Alors que le contrat de concession liant cette entreprise à l’Etat gabonais arrive à terme le 30 juin 2018, les employés ne sont toujours pas situés sur leur sort. Une situation qui suscite i inquiétudes chez ces agents.

Une vue aérienne de l’Aéroport international Léon Mba de Libreville qui pourrait ne plus être géré par l’ADL. © D.R.

 

Le personnel d’ADL est très inquiet sur son sort. A trois mois de la fin du contrat de concession qui interviendra le 30 juin, rien ne filtre sur son avenir.

Las d’attendre que le ciel leur tombe sur la tête, les employés ont interpelé les autorités le 24 mars sur leur sort.

Joint le 28 mars au téléphone, le Secrétaire général (SG) du Comité permanent de concertation économique et social de l’ADL, Willi Arnaud Mbou, a affirmé que l’inquiétude est perplexe à tous les étages. Les employés ne savent pas s’ils conserveront leurs emplois au lendemain de la fin du contrat de concession «Il est évident qu’au 30 juin ou à la fin de cette concession, l’aéroport va continuer ou doit continuer de fonctionner. Mais la question qui se pose est de savoir, avec quel statut le personnel actuel de l’ADL va-t-il continuer de faire fonctionner l’aéroport, mais surtout dans quelles conditions va-t-il continuer à exercer», a-t-il déclaré.

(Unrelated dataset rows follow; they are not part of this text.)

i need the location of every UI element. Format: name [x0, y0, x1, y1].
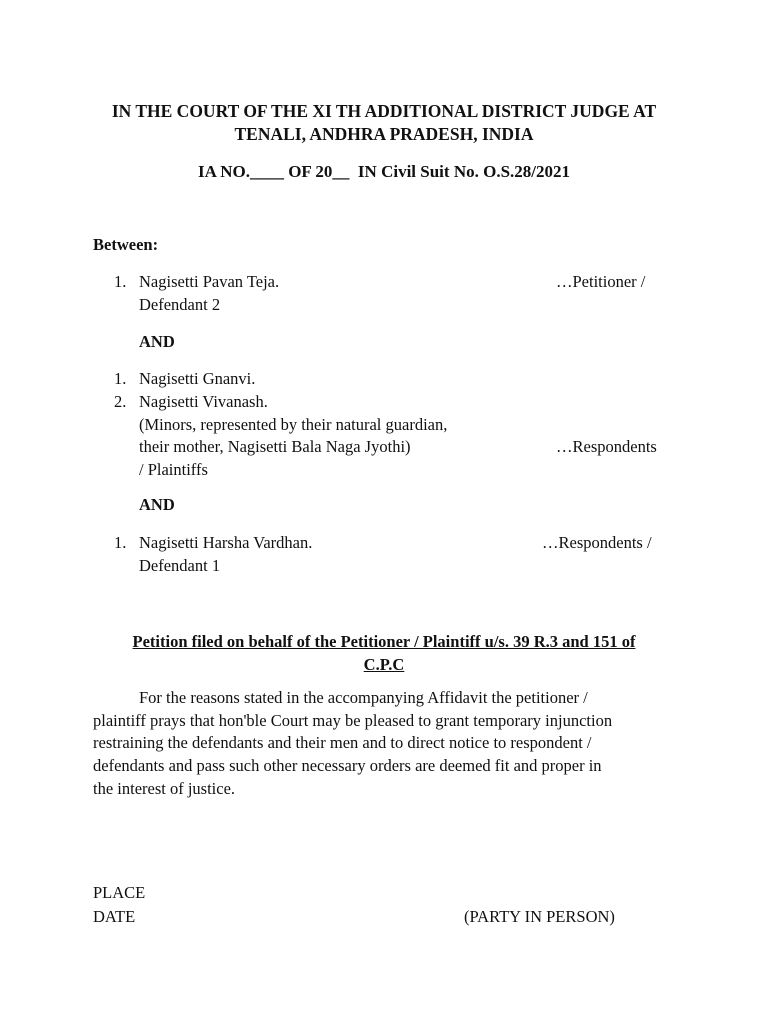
petition-body-line-4: defendants and pass such other necessary orders are deemed fit and proper in	[93, 756, 602, 776]
list-number: 1.	[114, 369, 127, 388]
guardian-note-line-1: (Minors, represented by their natural guardian,	[139, 414, 448, 434]
respondent-name: Nagisetti Gnanvi.	[139, 369, 256, 388]
petition-body	[93, 687, 673, 801]
petition-body-line-5: the interest of justice.	[93, 778, 236, 798]
petition-body-line-2: plaintiff prays that hon'ble Court may be pleased to grant temporary injunction	[93, 710, 613, 730]
case-number: IA NO.____ OF 20__ IN Civil Suit No. O.S.28/2021	[198, 162, 570, 181]
court-title-line-2: TENALI, ANDHRA PRADESH, INDIA	[234, 124, 534, 144]
respondent-name: Nagisetti Harsha Vardhan.	[139, 533, 313, 552]
list-number: 1.	[114, 272, 127, 291]
list-number: 2.	[114, 392, 127, 411]
court-title-line-1: IN THE COURT OF THE XI TH ADDITIONAL DISTRICT JUDGE AT	[111, 101, 657, 121]
signatory-label: (PARTY IN PERSON)	[464, 907, 615, 926]
respondents-role-continued: / Plaintiffs	[139, 459, 208, 479]
petitioner-name: Nagisetti Pavan Teja.	[139, 272, 280, 291]
between-label: Between:	[93, 235, 159, 254]
and-separator-2: AND	[139, 495, 175, 514]
respondent-entry-1	[114, 368, 679, 391]
respondent-entry-2	[114, 391, 679, 481]
guardian-note-line-2: their mother, Nagisetti Bala Naga Jyothi)	[139, 437, 411, 456]
petition-heading	[100, 630, 668, 676]
respondent-role: …Respondents /	[542, 533, 652, 552]
date-label: DATE	[93, 907, 136, 926]
and-separator-1: AND	[139, 332, 175, 351]
petition-heading-line-1: Petition filed on behalf of the Petitioner / Plaintiff u/s. 39 R.3 and 151 of	[132, 632, 636, 651]
respondents-role: …Respondents	[556, 437, 657, 456]
respondent-name: Nagisetti Vivanash.	[139, 392, 268, 411]
court-title	[70, 100, 698, 146]
petition-body-line-1: For the reasons stated in the accompanying Affidavit the petitioner /	[139, 688, 588, 707]
place-label: PLACE	[93, 883, 146, 902]
petitioner-role-continued: Defendant 2	[139, 294, 221, 314]
petitioner-entry	[114, 271, 679, 316]
petition-body-line-3: restraining the defendants and their men and to direct notice to respondent /	[93, 733, 592, 753]
petitioner-role: …Petitioner /	[556, 272, 646, 291]
respondent-role-continued: Defendant 1	[139, 555, 221, 575]
respondent-entry-3	[114, 532, 679, 577]
list-number: 1.	[114, 533, 127, 552]
petition-heading-line-2: C.P.C	[363, 655, 405, 674]
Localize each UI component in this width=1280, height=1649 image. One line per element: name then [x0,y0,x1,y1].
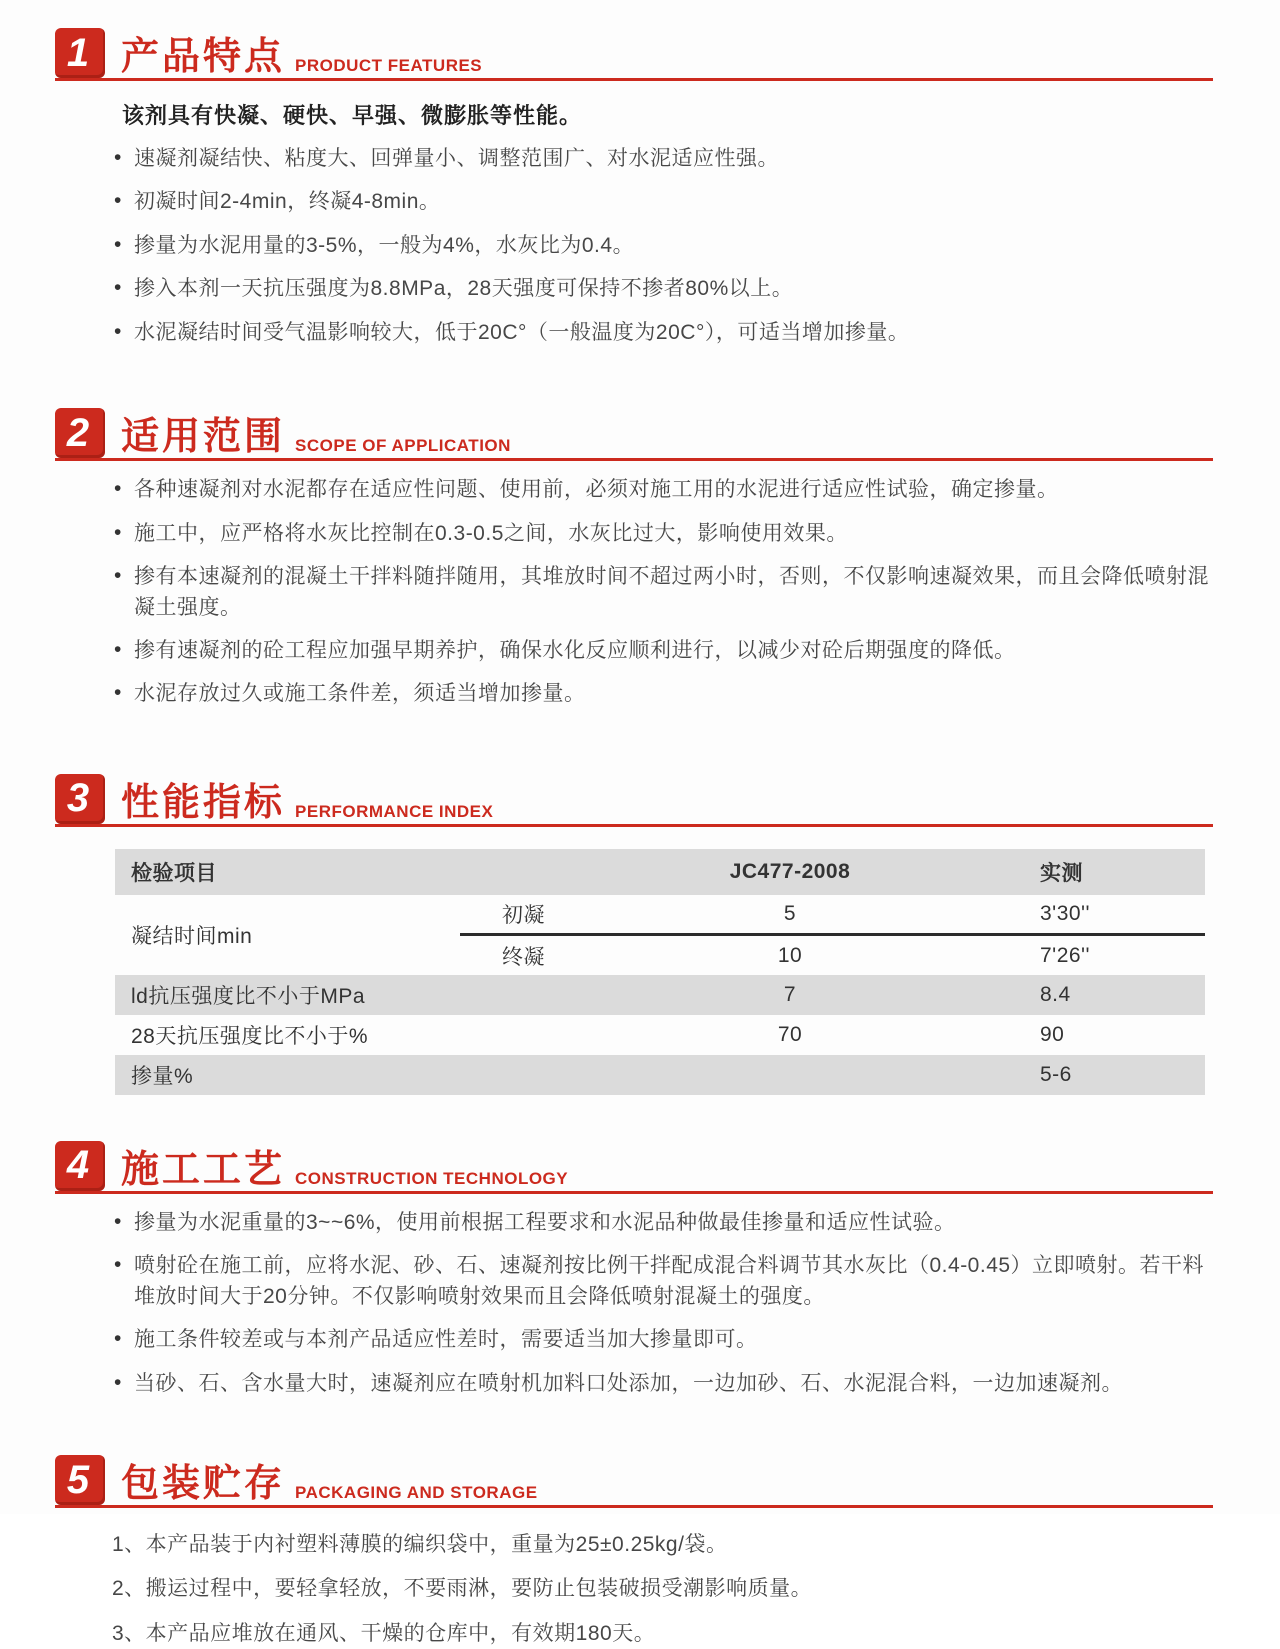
table-header-cell: 实测 [935,849,1205,895]
section-packaging-and-storage [0,1455,1280,1649]
section-number-badge: 2 [55,408,105,458]
section-number-badge: 1 [55,28,105,78]
table-cell: 初凝 [502,904,545,928]
table-cell: 掺量% [115,1055,645,1095]
section-subtitle: PERFORMANCE INDEX [295,801,494,821]
list-item: • 喷射砼在施工前，应将水泥、砂、石、速凝剂按比例干拌配成混合料调节其水灰比（0.4-0.45）立即喷射。若干料堆放时间大于20分钟。不仅影响喷射效果而且会降低喷射混凝土的强度。 [112,1251,1210,1312]
list-item: • 掺量为水泥用量的3-5%，一般为4%，水灰比为0.4。 [112,231,1210,261]
table-row [115,895,1205,935]
section-scope-of-application [0,408,1280,710]
table-cell: 28天抗压强度比不小于% [131,1024,369,1048]
section-number-badge: 4 [55,1141,105,1191]
list-item: • 施工条件较差或与本剂产品适应性差时，需要适当加大掺量即可。 [112,1325,1210,1355]
performance-table [115,849,1205,1095]
table-cell: 终凝 [460,935,645,975]
list-item: • 当砂、石、含水量大时，速凝剂应在喷射机加料口处添加，一边加砂、石、水泥混合料，一边加速凝剂。 [112,1369,1210,1399]
section-performance-index [0,774,1280,1095]
section-title: 性能指标 [121,781,286,824]
table-row [115,975,1205,1015]
section-subtitle: CONSTRUCTION TECHNOLOGY [295,1168,569,1188]
section-header [55,774,1213,827]
section-subtitle: PRODUCT FEATURES [295,56,483,75]
section-subtitle: PACKAGING AND STORAGE [295,1483,538,1502]
list-item: • 水泥存放过久或施工条件差，须适当增加掺量。 [112,679,1210,709]
table-cell: 10 [645,935,935,975]
section-title: 施工工艺 [121,1148,286,1191]
list-item: 2、搬运过程中，要轻拿轻放，不要雨淋，要防止包装破损受潮影响质量。 [112,1577,813,1601]
table-cell: 7'26'' [935,935,1205,975]
section-title: 产品特点 [121,36,286,78]
list-item: • 掺量为水泥重量的3~~6%，使用前根据工程要求和水泥品种做最佳掺量和适应性试验。 [112,1208,1210,1238]
section-header [55,408,1213,461]
list-item: • 速凝剂凝结快、粘度大、回弹量小、调整范围广、对水泥适应性强。 [112,144,1210,174]
list-item: • 施工中，应严格将水灰比控制在0.3-0.5之间，水灰比过大，影响使用效果。 [112,519,1210,549]
table-cell: 90 [1040,1022,1065,1046]
construction-list [112,1208,1210,1399]
table-cell: 5 [783,902,797,926]
table-row [115,1055,1205,1095]
section-subtitle: SCOPE OF APPLICATION [295,436,511,456]
list-item: • 掺有速凝剂的砼工程应加强早期养护，确保水化反应顺利进行，以减少对砼后期强度的降低。 [112,636,1210,666]
features-intro: 该剂具有快凝、硬快、早强、微膨胀等性能。 [122,103,583,128]
section-header [55,28,1213,81]
table-cell: 凝结时间min [131,924,253,948]
section-header [55,1455,1213,1508]
section-title: 适用范围 [121,416,286,459]
table-header-cell: 检验项目 [115,849,645,895]
scope-list [112,475,1210,710]
features-list [112,144,1210,348]
list-item: • 初凝时间2-4min，终凝4-8min。 [112,187,1210,217]
table-row [115,1015,1205,1055]
table-cell: 8.4 [935,975,1205,1015]
table-header-cell: JC477-2008 [645,849,935,895]
list-item: • 掺有本速凝剂的混凝土干拌料随拌随用，其堆放时间不超过两小时，否则，不仅影响速凝效果，而且会降低喷射混凝土强度。 [112,562,1210,623]
table-cell: 3'30'' [1040,902,1091,926]
table-cell [645,1055,935,1095]
section-title: 包装贮存 [121,1463,286,1505]
section-product-features [0,0,1280,348]
list-item: 3、本产品应堆放在通风、干燥的仓库中，有效期180天。 [112,1621,656,1645]
list-item: • 水泥凝结时间受气温影响较大，低于20C°（一般温度为20C°），可适当增加掺量。 [112,318,1210,348]
table-cell: ld抗压强度比不小于MPa [115,975,645,1015]
list-item: • 掺入本剂一天抗压强度为8.8MPa，28天强度可保持不掺者80%以上。 [112,274,1210,304]
list-item: • 各种速凝剂对水泥都存在适应性问题、使用前，必须对施工用的水泥进行适应性试验，确定掺量。 [112,475,1210,505]
list-item: 1、本产品装于内衬塑料薄膜的编织袋中，重量为25±0.25kg/袋。 [112,1533,728,1556]
table-cell: 70 [777,1022,803,1046]
section-number-badge: 3 [55,774,105,824]
section-number-badge: 5 [55,1455,105,1505]
table-cell: 7 [645,975,935,1015]
section-header [55,1141,1213,1194]
table-header-row [115,849,1205,895]
section-construction-technology [0,1141,1280,1399]
table-cell: 5-6 [935,1055,1205,1095]
packaging-list [112,1530,1210,1649]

Le personnel de l’ADL a engagé un certain nombre de démarches auprès des autorités, pour une clarification sur son statut après le 30 juin. «On a rencontré les autorités du ministère des Travail et à leur niveau elles nous ont rassuré en nous disant qu’il y a des dispositions dans la convention qui garantissent les emplois du personnel, après la fin de la concession. C’est-à-dire que les contrats du travail, selon ces dispositions prévoient que ces contrats soient rétrocédés au concédant, en l’occurrence à l’Etat. Donc à ce jour, la question est de savoir si le contrat n’est pas renouvelé à l’ADL, que deviendra le personnel? Seront-ils des fonctionnaires ou seront-ils déversés ou rétrocédés à un organisme privé, une société privée ?», a déclaré le SG du Comité permanent.

Les employés souhaitent la mise en place d’un cadre de dialogue social entre eux et l’Etat pour définir les conditions de transfert du contrat des salariés soit à l’Etat, soit à l’organisme qui va reprendre la gestion de l’aéroport international Léon Mba après l’ADL. Le contrat de concession entre l’ADL et l’Etat relatif à l’exploitation de l’aéroport international Léon Mba date de 1988.